Per quanto riguarda il basket, questo presenta una bassa correlazione, soprattutto per la presenza di Volkswagen che non segue la performance degli altri due componenti. Molto alta la volatilità implicita soprattutto di Tesla e Nio. La combinazione tra correlazione bassa dei sottostanti e volatilità elevata rende più aggressivo il basket e permette all’emittente una struttura più remunerativa: come sempre rischio e rendimento sono due facce della stessa medaglia. Analizziamo allora il certificato nel dettaglio.
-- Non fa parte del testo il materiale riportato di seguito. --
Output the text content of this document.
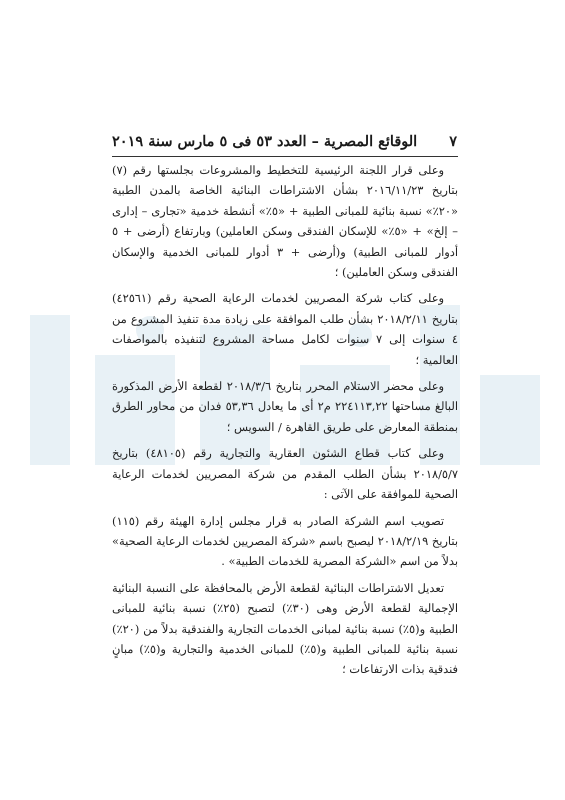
٧
الوقائع المصرية – العدد ٥٣ فى ٥ مارس سنة ٢٠١٩

وعلى قرار اللجنة الرئيسية للتخطيط والمشروعات بجلستها رقم (٧) بتاريخ ٢٠١٦/١١/٢٣ بشأن الاشتراطات البنائية الخاصة بالمدن الطبية «٢٠٪» نسبة بنائية للمبانى الطبية + «٥٪» أنشطة خدمية «تجارى – إدارى – إلخ» + «٥٪» للإسكان الفندقى وسكن العاملين) وبارتفاع (أرضى + ٥ أدوار للمبانى الطبية) و(أرضى + ٣ أدوار للمبانى الخدمية والإسكان الفندقى وسكن العاملين) ؛

وعلى كتاب شركة المصريين لخدمات الرعاية الصحية رقم (٤٢٥٦١) بتاريخ ٢٠١٨/٢/١١ بشأن طلب الموافقة على زيادة مدة تنفيذ المشروع من ٤ سنوات إلى ٧ سنوات لكامل مساحة المشروع لتنفيذه بالمواصفات العالمية ؛

وعلى محضر الاستلام المحرر بتاريخ ٢٠١٨/٣/٦ لقطعة الأرض المذكورة البالغ مساحتها ٢٢٤١١٣,٢٢ م٢ أى ما يعادل ٥٣,٣٦ فدان من محاور الطرق بمنطقة المعارض على طريق القاهرة / السويس ؛

وعلى كتاب قطاع الشئون العقارية والتجارية رقم (٤٨١٠٥) بتاريخ ٢٠١٨/٥/٧ بشأن الطلب المقدم من شركة المصريين لخدمات الرعاية الصحية للموافقة على الآتى :

تصويب اسم الشركة الصادر به قرار مجلس إدارة الهيئة رقم (١١٥) بتاريخ ٢٠١٨/٢/١٩ ليصبح باسم «شركة المصريين لخدمات الرعاية الصحية» بدلاً من اسم «الشركة المصرية للخدمات الطبية» .

تعديل الاشتراطات البنائية لقطعة الأرض بالمحافظة على النسبة البنائية الإجمالية لقطعة الأرض وهى (٣٠٪) لتصبح (٢٥٪) نسبة بنائية للمبانى الطبية و(٥٪) نسبة بنائية لمبانى الخدمات التجارية والفندقية بدلاً من (٢٠٪) نسبة بنائية للمبانى الطبية و(٥٪) للمبانى الخدمية والتجارية و(٥٪) مبانٍ فندقية بذات الارتفاعات ؛
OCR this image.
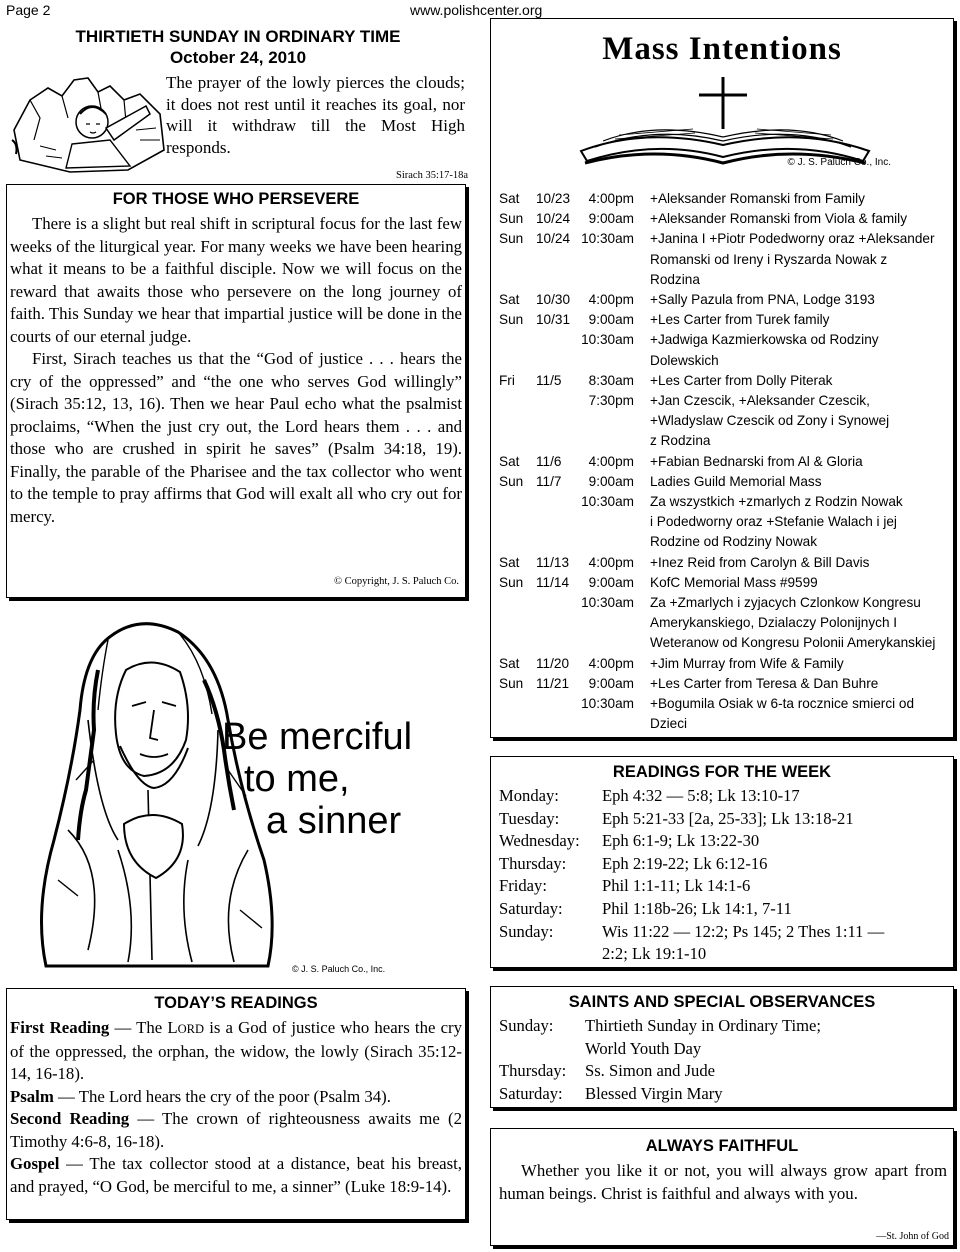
Page 2	www.polishcenter.org
THIRTIETH SUNDAY IN ORDINARY TIME
October 24, 2010
The prayer of the lowly pierces the clouds; it does not rest until it reaches its goal, nor will it withdraw till the Most High responds.
Sirach 35:17-18a
FOR THOSE WHO PERSEVERE

There is a slight but real shift in scriptural focus for the last few weeks of the liturgical year. For many weeks we have been hearing what it means to be a faithful disciple. Now we will focus on the reward that awaits those who persevere on the long journey of faith. This Sunday we hear that impartial justice will be done in the courts of our eternal judge.

First, Sirach teaches us that the “God of justice . . . hears the cry of the oppressed” and “the one who serves God willingly” (Sirach 35:12, 13, 16). Then we hear Paul echo what the psalmist proclaims, “When the just cry out, the Lord hears them . . . and those who are crushed in spirit he saves” (Psalm 34:18, 19). Finally, the parable of the Pharisee and the tax collector who went to the temple to pray affirms that God will exalt all who cry out for mercy.

© Copyright, J. S. Paluch Co.
Be merciful
to me,
a sinner
© J. S. Paluch Co., Inc.
TODAY’S READINGS

First Reading — The LORD is a God of justice who hears the cry of the oppressed, the orphan, the widow, the lowly (Sirach 35:12-14, 16-18).

Psalm — The Lord hears the cry of the poor (Psalm 34).

Second Reading — The crown of righteousness awaits me (2 Timothy 4:6-8, 16-18).

Gospel — The tax collector stood at a distance, beat his breast, and prayed, “O God, be merciful to me, a sinner” (Luke 18:9-14).

Mass Intentions
© J. S. Paluch Co., Inc.
Sat	10/23	4:00pm	+Aleksander Romanski from Family
Sun 10/24	9:00am	+Aleksander Romanski from Viola & family
Sun 10/24 10:30am	+Janina I +Piotr Podedworny oraz +Aleksander
Romanski od Ireny i Ryszarda Nowak z
Rodzina
Sat	10/30	4:00pm	+Sally Pazula from PNA, Lodge 3193
Sun 10/31	9:00am	+Les Carter from Turek family
10:30am	+Jadwiga Kazmierkowska od Rodziny
Dolewskich
Fri	11/5	8:30am	+Les Carter from Dolly Piterak
7:30pm	+Jan Czescik, +Aleksander Czescik,
+Wladyslaw Czescik od Zony i Synowej
z Rodzina
Sat	11/6	4:00pm	+Fabian Bednarski from Al & Gloria
Sun 11/7	9:00am	Ladies Guild Memorial Mass
10:30am	Za wszystkich +zmarlych z Rodzin Nowak
i Podedworny oraz +Stefanie Walach i jej
Rodzine od Rodziny Nowak
Sat	11/13	4:00pm	+Inez Reid from Carolyn & Bill Davis
Sun 11/14	9:00am	KofC Memorial Mass #9599
10:30am	Za +Zmarlych i zyjacych Czlonkow Kongresu
Amerykanskiego, Dzialaczy Polonijnych I
Weteranow od Kongresu Polonii Amerykanskiej
Sat	11/20	4:00pm	+Jim Murray from Wife & Family
Sun 11/21	9:00am	+Les Carter from Teresa & Dan Buhre
10:30am	+Bogumila Osiak w 6-ta rocznice smierci od
Dzieci
READINGS FOR THE WEEK
Monday:	Eph 4:32 — 5:8; Lk 13:10-17
Tuesday:	Eph 5:21-33 [2a, 25-33]; Lk 13:18-21
Wednesday:	Eph 6:1-9; Lk 13:22-30
Thursday:	Eph 2:19-22; Lk 6:12-16
Friday:	Phil 1:1-11; Lk 14:1-6
Saturday:	Phil 1:18b-26; Lk 14:1, 7-11
Sunday:	Wis 11:22 — 12:2; Ps 145; 2 Thes 1:11 —
2:2; Lk 19:1-10
SAINTS AND SPECIAL OBSERVANCES
Sunday:	Thirtieth Sunday in Ordinary Time;
World Youth Day
Thursday:	Ss. Simon and Jude
Saturday:	Blessed Virgin Mary
ALWAYS FAITHFUL
Whether you like it or not, you will always grow apart from human beings. Christ is faithful and always with you.
—St. John of God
Sei premi fissi e livello barriera al 60%


Il certificato Memory Cash Collect ISIN NLBNPIT13D89 su Tesla, Nio e Volkwagen paga premi mensili da 1,75 euro (rendimento cedolare annuo di 21 euro a certificato) così strutturati. I primi 6 premi, pagati dal certificato da agosto 2021 a febbraio 2022, sono incondizionati, dunque saranno pagati indipendentemente dal comportamento dei tre sottostanti. Non solo, dal sesto mese, febbraio 2022, il certificato potrà anche scadere anticipatamente se i tre sottostanti prezzeranno al di sopra del loro livello strike. In tal caso, l’investitore prenderà il premio incondizionato più il capitale investito. In alternativa, il certificato non scade e paga comunque il premio. A partire dal settimo mese oltre alla possibilità di rimborso anticipato si attiva anche l’effetto memoria poiché i premi non saranno più fissi ma condizionati al livello del peggiore dei tre titoli (Worst Of) rispetto al rispettivo livello barriera, che ricordiamo per questa emissione essere al 60% dello strike. A scadenza (30 luglio 2024), se il certificato non è scaduto anticipatamente, sono due gli scenari possibili. Se la quotazione di tutte le azioni che compongono il paniere è pari o superiore al livello barriera, il prodotto rimborsa il valore nominale (100 euro a certificato) più il premio mensile con effetto memoria. Se la quotazione di almeno una delle azioni che compongono il paniere è inferiore al livello barriera, il certificato paga un importo commisurato alla performance della peggiore tra le azioni che compongono il paniere (con conseguente perdita, parziale o totale, del capitale investito). A tal riguardo però bisogna ricordare che i primi 6 premi, per un totale di 10,5 euro, rappresentano una sorte di cuscinetto certo in caso di payoff negativo a scadenza (a cui ovviamente possiamo sommare gli eventuali altri premi condizionati pagati durante la vita del certificato).